4. Most women are diagnosed within a year of symptom onset. FALSE!
- Unfortunately, it can take an average of 10 years to be diagnosed with endometriosis in the United States. This is due to lack of awareness of the disease not only among the general public, but even among healthcare professionals.
5. Teenagers cannot get endo. FALSE!
- Girls can begin to experience symptoms as soon as they get their first menstrual period. In a culture that tells young girls to be tough and “it’s only cramps,” we are doing ourselves a disservice by not educating teenagers about what pain is normal and what is not. Early diagnosis is key to preventing unnecessary pain and treatments. If a teenager undergoes complete excision as soon as possible, she can be saved a lifetime of pain, unnecessary treatments, and misdiagnoses.

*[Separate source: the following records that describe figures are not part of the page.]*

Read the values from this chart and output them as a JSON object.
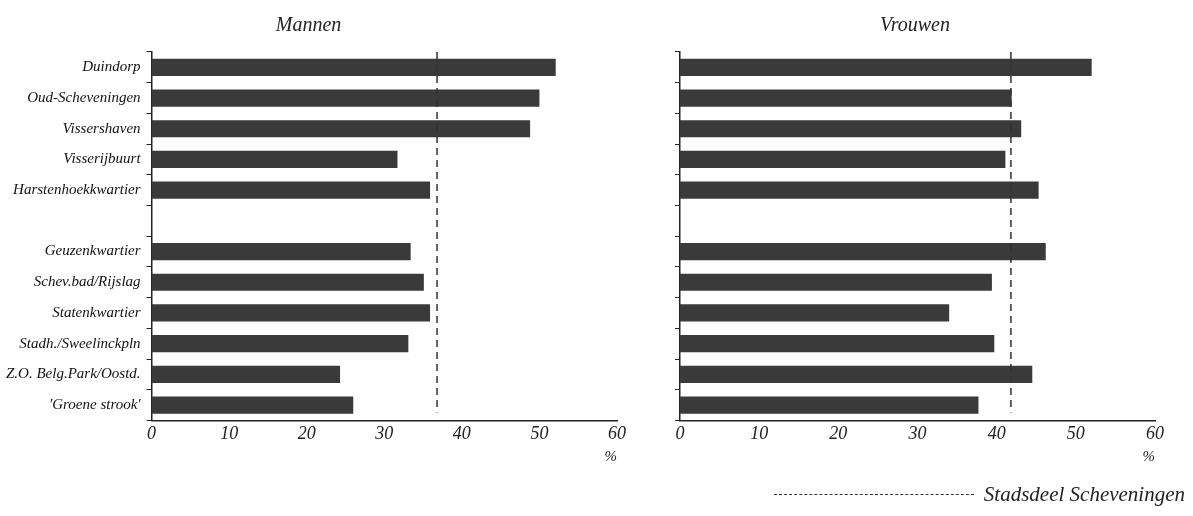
{
  "chart_data": [
    {
      "type": "bar",
      "orientation": "horizontal",
      "title": "Mannen",
      "xlabel": "%",
      "categories": [
        "Duindorp",
        "Oud-Scheveningen",
        "Vissershaven",
        "Visserijbuurt",
        "Harstenhoekkwartier",
        null,
        "Geuzenkwartier",
        "Schev.bad/Rijslag",
        "Statenkwartier",
        "Stadh./Sweelinckpln",
        "Z.O. Belg.Park/Oostd.",
        "'Groene strook'"
      ],
      "values": [
        52.1,
        50.0,
        48.8,
        31.7,
        35.9,
        null,
        33.4,
        35.1,
        35.9,
        33.1,
        24.3,
        26.0
      ],
      "color": "#3a3a3a",
      "xlim": [
        0,
        60
      ],
      "xticks": [
        0,
        10,
        20,
        30,
        40,
        50,
        60
      ],
      "grid": false,
      "ref_lines": [
        {
          "axis": "x",
          "value": 36.8,
          "line_style": "dashed",
          "color": "#333333"
        }
      ]
    },
    {
      "type": "bar",
      "orientation": "horizontal",
      "title": "Vrouwen",
      "xlabel": "%",
      "categories": [
        null,
        null,
        null,
        null,
        null,
        null,
        null,
        null,
        null,
        null,
        null,
        null
      ],
      "values": [
        52.0,
        41.9,
        43.1,
        41.1,
        45.3,
        null,
        46.2,
        39.4,
        34.0,
        39.7,
        44.5,
        37.7
      ],
      "color": "#3a3a3a",
      "xlim": [
        0,
        60
      ],
      "xticks": [
        0,
        10,
        20,
        30,
        40,
        50,
        60
      ],
      "grid": false,
      "tick_labels": "x",
      "ref_lines": [
        {
          "axis": "x",
          "value": 41.8,
          "line_style": "dashed",
          "color": "#333333",
          "label": "Stadsdeel Scheveningen"
        }
      ]
    }
  ]
}
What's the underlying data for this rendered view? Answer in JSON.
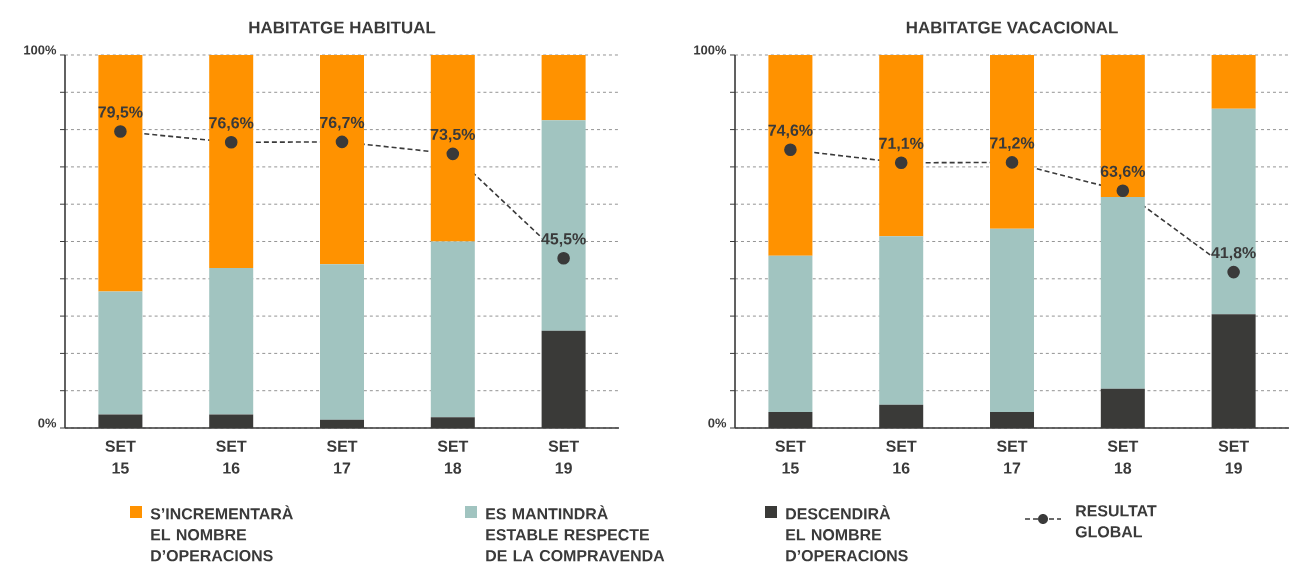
{
  "chart_data": [
    {
      "type": "bar",
      "title": "HABITATGE HABITUAL",
      "categories": [
        "SET 15",
        "SET 16",
        "SET 17",
        "SET 18",
        "SET 19"
      ],
      "stacked": true,
      "series": [
        {
          "name": "DESCENDIRÀ EL NOMBRE D’OPERACIONS",
          "color": "#3a3a38",
          "values": [
            3.6,
            3.6,
            2.2,
            2.9,
            26.1
          ]
        },
        {
          "name": "ES MANTINDRÀ ESTABLE RESPECTE DE LA COMPRAVENDA",
          "color": "#a1c4c0",
          "values": [
            33.0,
            39.3,
            41.7,
            47.1,
            56.4
          ]
        },
        {
          "name": "S’INCREMENTARÀ EL NOMBRE D’OPERACIONS",
          "color": "#ff9200",
          "values": [
            63.4,
            57.1,
            56.1,
            50.0,
            17.5
          ]
        },
        {
          "type": "line",
          "name": "RESULTAT GLOBAL",
          "color": "#3a3a3a",
          "marker": "circle",
          "line_style": "dashed",
          "values": [
            79.5,
            76.6,
            76.7,
            73.5,
            45.5
          ],
          "value_labels": [
            "79,5%",
            "76,6%",
            "76,7%",
            "73,5%",
            "45,5%"
          ]
        }
      ],
      "ylim": [
        0,
        100
      ],
      "yticks": [
        {
          "value": 0,
          "label": "0%"
        },
        {
          "value": 10,
          "label": null
        },
        {
          "value": 20,
          "label": null
        },
        {
          "value": 30,
          "label": null
        },
        {
          "value": 40,
          "label": null
        },
        {
          "value": 50,
          "label": null
        },
        {
          "value": 60,
          "label": null
        },
        {
          "value": 70,
          "label": null
        },
        {
          "value": 80,
          "label": null
        },
        {
          "value": 90,
          "label": null
        },
        {
          "value": 100,
          "label": "100%"
        }
      ],
      "grid": "y",
      "legend": "bottom"
    },
    {
      "type": "bar",
      "title": "HABITATGE VACACIONAL",
      "categories": [
        "SET 15",
        "SET 16",
        "SET 17",
        "SET 18",
        "SET 19"
      ],
      "stacked": true,
      "series": [
        {
          "color": "#3a3a38",
          "values": [
            4.3,
            6.2,
            4.3,
            10.5,
            30.5
          ]
        },
        {
          "color": "#a1c4c0",
          "values": [
            41.9,
            45.2,
            49.1,
            51.4,
            55.1
          ]
        },
        {
          "color": "#ff9200",
          "values": [
            53.8,
            48.6,
            46.6,
            38.1,
            14.4
          ]
        },
        {
          "type": "line",
          "color": "#3a3a3a",
          "marker": "circle",
          "line_style": "dashed",
          "values": [
            74.6,
            71.1,
            71.2,
            63.6,
            41.8
          ],
          "value_labels": [
            "74,6%",
            "71,1%",
            "71,2%",
            "63,6%",
            "41,8%"
          ]
        }
      ],
      "ylim": [
        0,
        100
      ],
      "yticks": [
        {
          "value": 0,
          "label": "0%"
        },
        {
          "value": 10,
          "label": null
        },
        {
          "value": 20,
          "label": null
        },
        {
          "value": 30,
          "label": null
        },
        {
          "value": 40,
          "label": null
        },
        {
          "value": 50,
          "label": null
        },
        {
          "value": 60,
          "label": null
        },
        {
          "value": 70,
          "label": null
        },
        {
          "value": 80,
          "label": null
        },
        {
          "value": 90,
          "label": null
        },
        {
          "value": 100,
          "label": "100%"
        }
      ],
      "grid": "y"
    }
  ]
}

6. Endometriosis has no affect on a woman’s ability to conceive. FALSE!
- Based on the unfortunate amount of time it often takes to become diagnosed with endometriosis, some women do not realize they have endo until they attempt to become pregnant. By this point, the disease has often advanced to the point that about 30-40% of women experience fertility problems. Thankfully, various studies have shown that with proper excision surgery, fertility can often be restored.
7. Staging of the disease depends on how much pain a woman is having. FALSE!
- The American Society of Reproductive Medicine (ASRM) classification system is based on the location, extent of and depth of disease, presence and severity of adhesions, and presence and size of endometriomas. Based on the corresponding number of points, endometriosis is assigned into stages I-minimal, II-mild, III-moderate, or IV-severe. Stage does not correlate with severity of symptoms and a better system sorely is needed.
8. Endo cannot be passed down from mother to daughter. FALSE!
- Girls with a relative who has endometriosis are 5-7 times more likely to develop endometriosis themselves. However, this is an area in which much research is needed to understand the true genetics behind the disease.
9. Endo can be diagnosed through CT/MRI/ultrasound. FALSE!
- While clinicians may develop a suspicion for endometriosis based on the findings during a pelvic exam, evidence of endometriosis itself cannot be found via any imaging modality.
10. Any OB/GYN can perform the gold standard excision surgery. FALSE!
- Surgery for endometriosis is very specialized. The “typical” methods of cauterization, ablation, and vaporization performed by most OB/GYNs only removes the surface of the endo lesion, leaving cells behind underneath to grow back. Excision is the gold standard therapy for endometriosis, removing the entire lesion.
“Endometriosis surgery is rightfully considered the most difficult surgery to be done in gynecology, and some cases will seem to be the most difficult surgery possible anywhere in the human body, maximally taxing the mental and physical strength of the surgeon. For those surgeons who relish challenge, endometriosis is the perfect disease.” ~Dr. David Redwine
The best we can do as women and men who love and know women with endo is to make sure correct information is being spread about the disease so more women don’t have to suffer years for a diagnosis or go through 13 surgeries before they finally get a chance to have excision with one of the limited number of specialists in the world. Help spread the word! If you know ten women, you know endo!